Opéra comique en trois actes
de Florian Leopold Gassmann
sur un livret de Ranieri de Calzabigi (1769)

Fallito (Faillite) : Pietro Spagnoli
Sospiro (Soupir) : Jeremy Ovenden
Passaglio (Passacaille) Riccardo Novaro
Delirio (Délire) : Klaus Häger
Ritornello (Ritournelle) : Mario Zeffiri
La Stonatrilla (Détonante) : Alexandrina Pendatchanska
La Smorfiosa (Mijaurée) : Miah Persson
La Porporina (Porporine) : Janet Williams
Befana, mère de Smorfiosa : Dominique Visse
Caverna , mère de la Stonatrilla : Stephen Wallace
Bragherona, mère de Porporina : Curtis Rayam

Concerto Köln
Direction musicale : René Jacobs

Mise en scène : Jean-Louis Martinoty
Décors : Hans Schavernoch
Costumes : Daniel Ogier
Lumières : Jean Kalman

Paris, Théâtre des Champs-Élysées, le 1er avril 2003


Le miracle inattendu

Le théâtre des Champs-Élysées vient de nous offrir une des soirées les plus rafraîchissantes et les plus savoureuses de la saison. Une authentique découverte, voire une révélation, ou tout n'est que plaisir, délice et ravissement...

A priori, seul le musicologue averti devrait connaître Florian Léopold Gassmann (1729-1774).
Ce connaisseur se souviendra qu'un certain... Mozart lui avait déclaré toute son admiration.
Il aura retenu le succès remporté par son Opera Seria lors de sa re-création au festival de Schwetzingen en 1994, la production reprise cette année par le Théâtre des Champs-Élysées et coproduite par le Staastoper de Berlin.
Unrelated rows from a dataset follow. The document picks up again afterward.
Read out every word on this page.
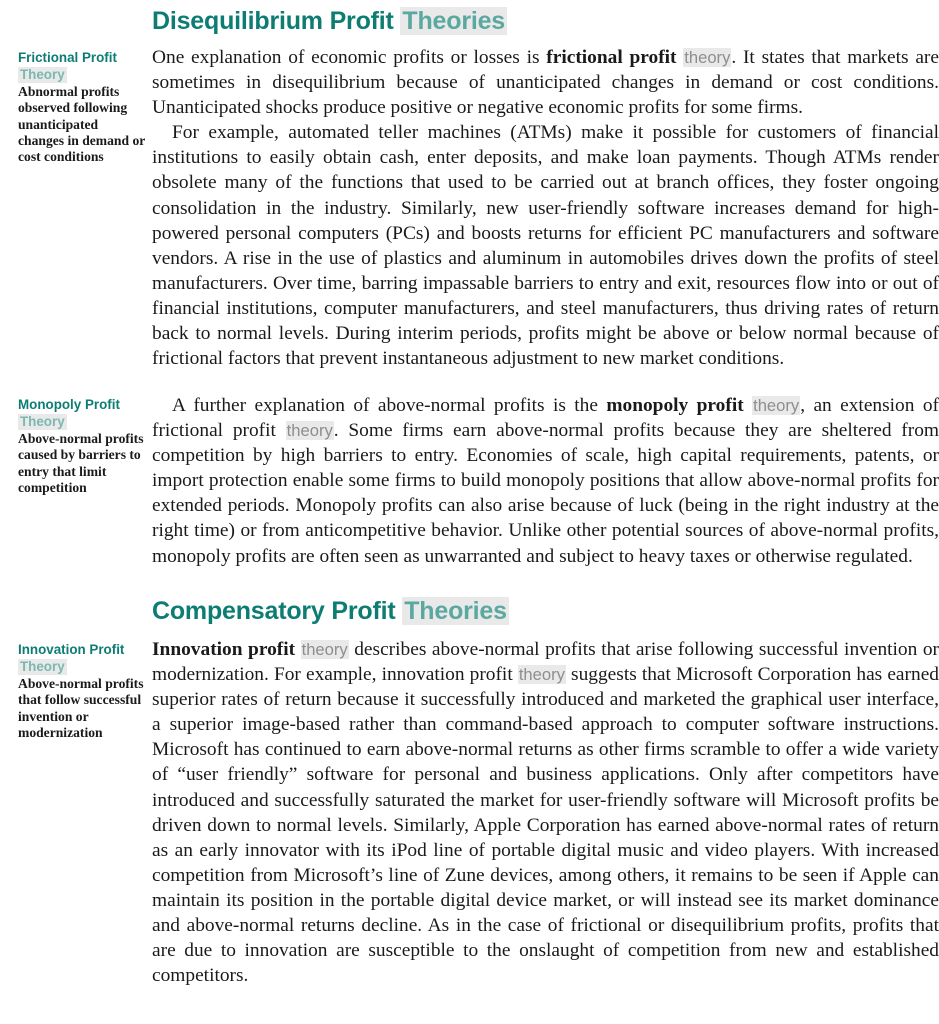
Disequilibrium Profit Theories
Frictional Profit
Theory
Abnormal profits observed following unanticipated changes in demand or cost conditions

One explanation of economic profits or losses is frictional profit theory. It states that markets are sometimes in disequilibrium because of unanticipated changes in demand or cost conditions. Unanticipated shocks produce positive or negative economic profits for some firms.

For example, automated teller machines (ATMs) make it possible for customers of financial institutions to easily obtain cash, enter deposits, and make loan payments. Though ATMs render obsolete many of the functions that used to be carried out at branch offices, they foster ongoing consolidation in the industry. Similarly, new user-friendly software increases demand for high-powered personal computers (PCs) and boosts returns for efficient PC manufacturers and software vendors. A rise in the use of plastics and aluminum in automobiles drives down the profits of steel manufacturers. Over time, barring impassable barriers to entry and exit, resources flow into or out of financial institutions, computer manufacturers, and steel manufacturers, thus driving rates of return back to normal levels. During interim periods, profits might be above or below normal because of frictional factors that prevent instantaneous adjustment to new market conditions.

Monopoly Profit
Theory
Above-normal profits caused by barriers to entry that limit competition

A further explanation of above-normal profits is the monopoly profit theory, an extension of frictional profit theory. Some firms earn above-normal profits because they are sheltered from competition by high barriers to entry. Economies of scale, high capital requirements, patents, or import protection enable some firms to build monopoly positions that allow above-normal profits for extended periods. Monopoly profits can also arise because of luck (being in the right industry at the right time) or from anticompetitive behavior. Unlike other potential sources of above-normal profits, monopoly profits are often seen as unwarranted and subject to heavy taxes or otherwise regulated.

Compensatory Profit Theories
Innovation Profit
Theory
Above-normal profits that follow successful invention or modernization

Innovation profit theory describes above-normal profits that arise following successful invention or modernization. For example, innovation profit theory suggests that Microsoft Corporation has earned superior rates of return because it successfully introduced and marketed the graphical user interface, a superior image-based rather than command-based approach to computer software instructions. Microsoft has continued to earn above-normal returns as other firms scramble to offer a wide variety of “user friendly” software for personal and business applications. Only after competitors have introduced and successfully saturated the market for user-friendly software will Microsoft profits be driven down to normal levels. Similarly, Apple Corporation has earned above-normal rates of return as an early innovator with its iPod line of portable digital music and video players. With increased competition from Microsoft’s line of Zune devices, among others, it remains to be seen if Apple can maintain its position in the portable digital device market, or will instead see its market dominance and above-normal returns decline. As in the case of frictional or disequilibrium profits, profits that are due to innovation are susceptible to the onslaught of competition from new and established competitors.
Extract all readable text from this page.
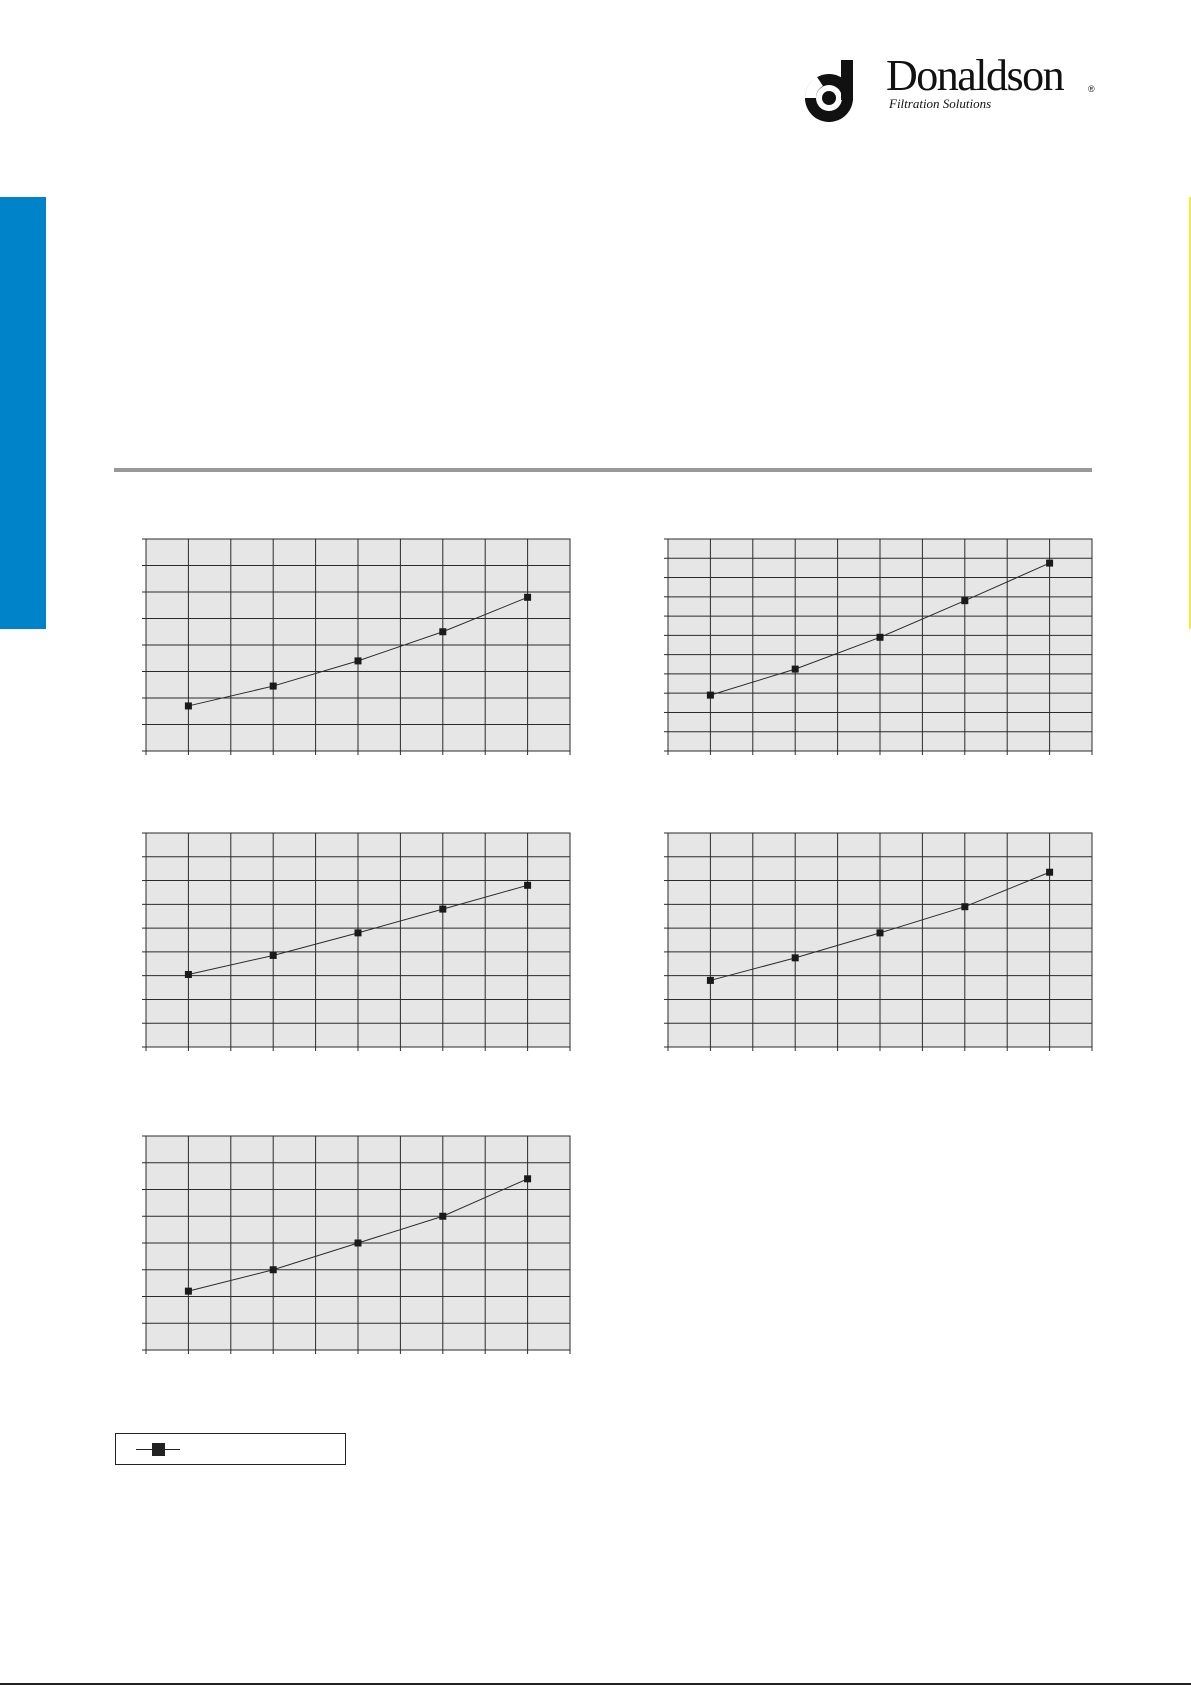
Donaldson	®
Filtration Solutions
Il ne pourra ignorer, enfin, que le livret de l'Opera Seria (1769) est signé du brillant Calzabigi, qui a notamment participé à la réforme de l'opéra en écrivant pour Gluck les livrets d'Orfeo ed Euridice et d'Alceste.

En revanche, le béotien (ou presque !) qui découvre l'Opera Seria de Gassmann entrevoit avant tout une oeuvre parodique, un opéra sur l'opéra (on pense notamment à l'Ariane à Naxos de Richard Strauss). Il appréciera certainement le regard critique d'un compositeur et d'un librettiste sur un genre codifié, l'opera seria, à son zénith à la fin du XVIIIe siècle. Il relèvera toute la complicité entre Gassmann et Calzabigi, qui s'amusent à démonter les excès et les convenances du genre : l'affectation de la musique à effet, le ridicule des livrets trop précieux ; la pingrerie des impresarii, l'ego des danseurs et les caprices des chanteurs... ce dernier point restant, plus de deux siècles plus tard, d'une complète actualité ! Enfin, Il louera sûrement la mise en scène de Jean-Louis Martinoty : les effets les plus simples sont amenés avec intelligence, les surprises permanentes, l'invention constante. À aucun moment on ne prendrait à défaut ce théâtre intelligent, digne héritier des créations happenings des années 70.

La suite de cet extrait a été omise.